Resident associations play a vital role within civic life, and an important way in which residents may have their views and opinions heard.
However, the view that seems to be expressed as of late, that all residents association and independent councillors across Havering subscribe or share a common set of beliefs or values, is a nonsense.
Over many years, the many different resident associations represented on the council have made their own mind up on how best to deliver for all residents of the borough.
I have often been told by residents’ colleagues that they are better placed because they do not follow a whip on the council.
We must therefore look to Brighton Council, which was the first Green authority in the country, as what could happen to Havering if they took charge.
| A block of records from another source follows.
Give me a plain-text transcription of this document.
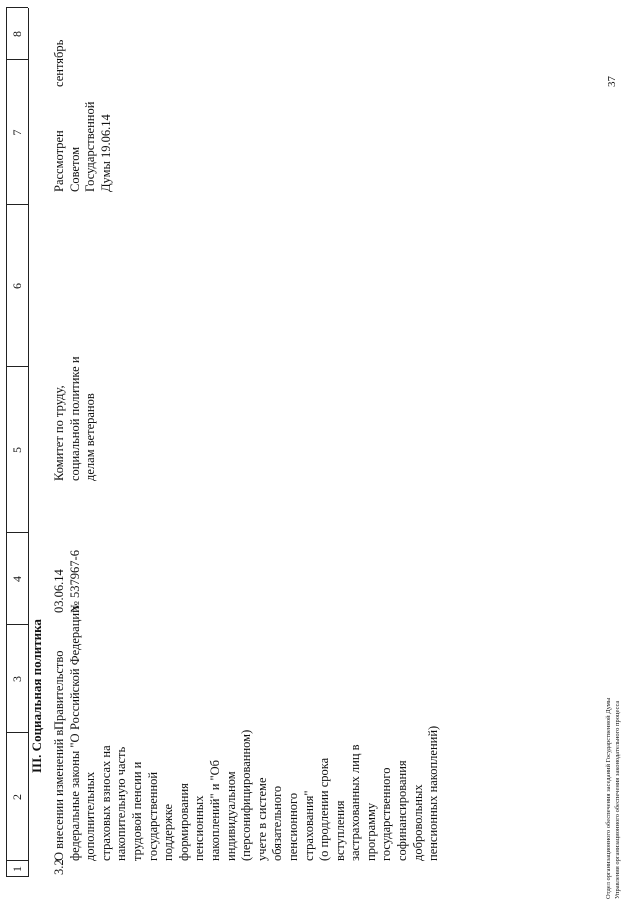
1
2
3
4
5
6
7
8
III. Социальная политика
3.2
О внесении изменений в федеральные законы "О дополнительных страховых взносах на накопительную часть трудовой пенсии и государственной поддержке формирования пенсионных накоплений" и "Об индивидуальном (персонифицированном) учете в системе обязательного пенсионного страхования" (о продлении срока вступления застрахованных лиц в программу государственного софинансирования добровольных пенсионных накоплений)
Правительство Российской Федерации
03.06.14 № 537967-6
Комитет по труду, социальной политике и делам ветеранов
Рассмотрен Советом Государственной Думы 19.06.14
сентябрь
Отдел организационного обеспечения заседаний Государственной Думы Управления организационного обеспечения законодательного процесса
37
Brighton was taken to a brink of ruin by a group that maintained no whipping system on the council and was, in effect, a desperate grouping of independent Green councillors – all sharing a similar branding but a very different view point on how best to manage their affairs.
Looking at all residents association councillors on Havering, we have former Labour, Conservative, and National Front members, all now proudly sitting as resident association councillors – a collection of individuals with a shared branding but view different political beliefs.
In comparison, the Conservative Group, which is by far the largest single group on the council, is united in a view and desire to deliver one thing: to Keep Havering Special.
Whilst I doubt that my view will be universally welcomed by those that may wish to hide their true colours under a sanitizing R A banner, my administration will build upon the successes of the last 16 years – to deliver a truly special borough.
We need injunction against Travellers
Cllr Clarence Barrett, group leader, Upminster & Cranham Residents’ Association, writes:
Given the regular Traveller incursions into our borough and the inevitable mountain of fly-tipped rubbish and debris left behind, we should be doing all within the powers available to tackle this scourge.
A tactic that has proved successful elsewhere is the use of an injunction against unauthorised camps and named persons from setting up such encampments across sites on a borough wide basis.
The injunction allows the authority to move encampments on within 24 hours, as opposed to the five or six days it normally takes, while a breach of the injunction is contempt of court and punishable by a term of imprisonment.
Waltham Forest, Redbridge, Barking and Dagenham, Enfield and Essex County Council all have injunctions in place – so why haven’t Havering?
No wonder the Traveller community targets our borough, as we must seem a soft touch compared with our neighbours.